But the very act of writing something every day should be prepping you as a writer for your future works. What you write now and how you write it will prepare you for enhanced styles of writing, perspectives, and the way you take in the world around you.
When your future eventually rolls around.
Each time you write something, you’ve actually taken another step in the direction of your future. Now, don’t mistake your future for success, and conversely, don’t take it to be a dismal failure either.
It’s merely your future as a writer.
But what you write now, and you should be writing something every day, will determine how well you pave the road you’re on as you take each step along the path of your future.
As a writer, you probably have many things you wish to happen in the future. You want, of course, to improve. Maybe you want to be on the NYT best-seller list. Perhaps you want to make a modest, but comfortable living, or you don’t. You might be a writer who writes simply because it makes you feel good.
You may not care that much about the material benefits, but rather the spiritual benefits when your heart and head pair up to create.
Totally cool.
Regardless of your inner or external motivations, you need to start writing your future now. Continue writing so that you improve, so you learn how to say more with less.
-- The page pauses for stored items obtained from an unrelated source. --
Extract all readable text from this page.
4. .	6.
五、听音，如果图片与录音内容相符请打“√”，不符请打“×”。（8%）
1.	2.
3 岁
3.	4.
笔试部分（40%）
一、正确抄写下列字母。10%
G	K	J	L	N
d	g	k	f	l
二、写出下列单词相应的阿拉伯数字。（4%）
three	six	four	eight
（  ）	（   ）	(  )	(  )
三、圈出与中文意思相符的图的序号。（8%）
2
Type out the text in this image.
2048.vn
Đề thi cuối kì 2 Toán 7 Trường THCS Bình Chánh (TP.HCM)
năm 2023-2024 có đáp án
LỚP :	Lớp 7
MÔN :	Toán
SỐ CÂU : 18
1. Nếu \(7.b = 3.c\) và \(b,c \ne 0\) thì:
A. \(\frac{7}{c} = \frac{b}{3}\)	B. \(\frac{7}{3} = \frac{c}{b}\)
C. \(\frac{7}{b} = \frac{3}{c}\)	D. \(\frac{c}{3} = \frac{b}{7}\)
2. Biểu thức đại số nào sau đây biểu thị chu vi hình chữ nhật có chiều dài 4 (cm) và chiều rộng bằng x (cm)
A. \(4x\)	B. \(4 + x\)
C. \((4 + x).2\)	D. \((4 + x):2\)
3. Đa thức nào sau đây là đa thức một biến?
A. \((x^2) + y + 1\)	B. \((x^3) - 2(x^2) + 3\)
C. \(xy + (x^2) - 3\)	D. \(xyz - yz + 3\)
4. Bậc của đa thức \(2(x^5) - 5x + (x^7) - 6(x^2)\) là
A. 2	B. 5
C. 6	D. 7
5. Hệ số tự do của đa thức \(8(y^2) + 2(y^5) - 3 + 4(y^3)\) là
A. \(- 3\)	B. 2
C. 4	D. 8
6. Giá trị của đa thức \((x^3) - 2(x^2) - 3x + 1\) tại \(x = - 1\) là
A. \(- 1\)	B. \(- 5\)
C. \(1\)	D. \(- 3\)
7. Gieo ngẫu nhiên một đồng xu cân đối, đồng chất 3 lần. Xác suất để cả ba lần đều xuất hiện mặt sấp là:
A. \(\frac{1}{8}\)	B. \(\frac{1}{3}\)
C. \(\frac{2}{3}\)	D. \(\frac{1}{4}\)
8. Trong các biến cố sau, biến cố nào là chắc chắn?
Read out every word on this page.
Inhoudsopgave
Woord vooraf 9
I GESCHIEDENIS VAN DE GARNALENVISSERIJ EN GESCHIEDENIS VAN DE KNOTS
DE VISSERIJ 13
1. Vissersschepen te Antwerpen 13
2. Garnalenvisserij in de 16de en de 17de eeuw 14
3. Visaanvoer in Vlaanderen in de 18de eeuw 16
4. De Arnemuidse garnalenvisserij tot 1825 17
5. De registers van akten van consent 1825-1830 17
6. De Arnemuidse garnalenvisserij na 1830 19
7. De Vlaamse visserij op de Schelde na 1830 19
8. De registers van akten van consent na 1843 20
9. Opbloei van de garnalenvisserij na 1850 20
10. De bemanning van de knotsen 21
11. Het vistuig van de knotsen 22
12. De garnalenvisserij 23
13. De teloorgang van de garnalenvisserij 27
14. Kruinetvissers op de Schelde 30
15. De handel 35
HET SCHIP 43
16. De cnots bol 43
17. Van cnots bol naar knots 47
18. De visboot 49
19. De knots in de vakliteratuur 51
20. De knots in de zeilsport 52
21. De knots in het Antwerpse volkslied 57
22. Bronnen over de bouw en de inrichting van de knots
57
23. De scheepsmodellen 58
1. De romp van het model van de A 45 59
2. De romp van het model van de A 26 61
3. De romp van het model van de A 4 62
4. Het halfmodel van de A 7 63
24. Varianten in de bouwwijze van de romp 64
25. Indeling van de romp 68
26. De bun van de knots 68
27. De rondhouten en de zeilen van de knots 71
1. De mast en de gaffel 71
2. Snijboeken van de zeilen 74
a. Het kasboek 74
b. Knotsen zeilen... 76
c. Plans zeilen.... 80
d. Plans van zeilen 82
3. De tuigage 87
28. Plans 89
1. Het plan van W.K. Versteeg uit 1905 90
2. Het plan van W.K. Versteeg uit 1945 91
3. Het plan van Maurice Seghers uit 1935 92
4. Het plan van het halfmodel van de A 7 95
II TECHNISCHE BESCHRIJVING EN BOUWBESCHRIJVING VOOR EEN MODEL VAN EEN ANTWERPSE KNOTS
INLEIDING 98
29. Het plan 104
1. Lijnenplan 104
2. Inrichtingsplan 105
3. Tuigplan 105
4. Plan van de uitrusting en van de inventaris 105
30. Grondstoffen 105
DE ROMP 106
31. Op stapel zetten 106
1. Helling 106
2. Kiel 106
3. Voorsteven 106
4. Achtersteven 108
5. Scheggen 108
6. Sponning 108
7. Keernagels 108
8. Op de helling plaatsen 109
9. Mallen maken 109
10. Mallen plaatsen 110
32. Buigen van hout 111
Keep writing with the intent to someday write that novel, if writing books is your bag, that indeed makes it to the NYT best-seller category.
If that’s how you see your future.
Continue hammering out articles on blogs, whether they be opinion pieces, confessionals, poetry, humor, or fiction. Each time you write something, you should be writing not just for now, but for your future.
You should be writing at this very moment in anticipation of what may happen days, months, or years from now.
An interesting thing about the future. You never know exactly what it’s going to bring and how things are going to pan out. And yet, right now, at this very minute, you can make every effort to ensure your future state gets as close to what you want or need as it possibly can.
You can start writing your future now, and with the understanding that with each piece you write, every word, every sentence, you’re forming your writing future.
Think about this, folks. None of us knows who’ll be reading what we write, ten, or twenty or even fifty years from now.
Maybe nobody. Maybe everybody.
So, the best we can aim for is working to get to the point where we’re writing something good enough our future readers will read and enjoy.
Cultures and mindsets change every day. Our readers are as fickle as a pickle as we are. Maybe they’re not reading our work now, but that doesn’t mean they won’t sometime in the future.
That’s why we need to write for that future, that moment in time when the word gets around that we as writers have turned out some outstanding work.
Although this is a marathon journey, we’re all on, it does have a beginning, a middle, and ultimately an end. The trick is, and as Franklin Covey always said, to start with the end in mind.
Write now for now, but also write now for the future.
One day, we’ll get to the future. One day we’ll look back and take a brief moment to admire what we did. Then we’ll square our shoulders, take a deep breath and as we stare the future in the eye, we’ll get back to writing something.
We’ll get back to writing something for our new future.